As the GOP Convention convenes in Tampa and Republicans eagerly await Mitt Romney’s acceptance speech, the sense is developing among several analysts that either Romney will pull away at the end in a modest ‘wave election’ and win a bit more handily than the current thinking, or, Obama ekes out a narrow victory.

That is very logical, and similar to the Reagan-Carter 1980 election model whereby Reagan passed the key ‘threshold of credibility’ during the debates to allow voters to feel comfortable in dumping Carter.
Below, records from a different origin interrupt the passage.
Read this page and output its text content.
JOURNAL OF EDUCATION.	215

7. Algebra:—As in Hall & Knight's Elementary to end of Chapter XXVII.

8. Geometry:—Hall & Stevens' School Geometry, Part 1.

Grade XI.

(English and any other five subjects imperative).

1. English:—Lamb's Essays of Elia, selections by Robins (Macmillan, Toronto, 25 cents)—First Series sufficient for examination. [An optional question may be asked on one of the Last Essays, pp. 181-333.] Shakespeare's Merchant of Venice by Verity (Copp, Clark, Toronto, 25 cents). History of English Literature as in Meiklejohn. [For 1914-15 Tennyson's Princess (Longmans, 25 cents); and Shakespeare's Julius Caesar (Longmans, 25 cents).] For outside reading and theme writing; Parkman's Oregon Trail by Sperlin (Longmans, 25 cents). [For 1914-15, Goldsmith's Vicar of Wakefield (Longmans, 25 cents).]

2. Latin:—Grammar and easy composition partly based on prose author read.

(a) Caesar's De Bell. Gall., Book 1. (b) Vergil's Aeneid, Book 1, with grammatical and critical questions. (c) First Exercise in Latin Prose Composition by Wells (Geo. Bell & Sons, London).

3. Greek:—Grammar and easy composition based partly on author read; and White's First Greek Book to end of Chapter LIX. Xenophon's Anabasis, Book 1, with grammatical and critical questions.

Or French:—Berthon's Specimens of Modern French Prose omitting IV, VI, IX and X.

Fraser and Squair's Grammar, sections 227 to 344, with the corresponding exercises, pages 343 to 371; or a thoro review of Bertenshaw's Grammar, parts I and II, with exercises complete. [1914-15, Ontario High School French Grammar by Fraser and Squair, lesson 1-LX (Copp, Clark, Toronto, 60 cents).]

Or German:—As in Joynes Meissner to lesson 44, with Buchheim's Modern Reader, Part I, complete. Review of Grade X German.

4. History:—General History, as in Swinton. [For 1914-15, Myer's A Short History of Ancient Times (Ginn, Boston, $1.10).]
Presuming a strong convention speech — it’s hard to blow it — Mitt Romney will go into the critical debate phase of the campaign highly underestimated in his debating skills vis a vis Obama. Intrade and other insider spectators (mostly from DC) continue to give Obama the advantage, and generally believe he will squeak out a win with a state by state strategy — treating the presidential race as a series of statewide contests.

That’s a smart strategy for Obama, and essentially the only plausible means towards achieving a structural electoral college victory. That is still the conventional wisdom.

But with the economy in the tank, Obama’s unfav creeping ever higher, Obama hovering at 45/46/47 in a variety of key battleground states — and an underestimated Mitt Romney — I’m betting Romney, like Reagan, will pass the credibility threshold and win by 3-4 points. The corollary benefit of that small wave will be the GOP taking control of the Senate with 51 seats.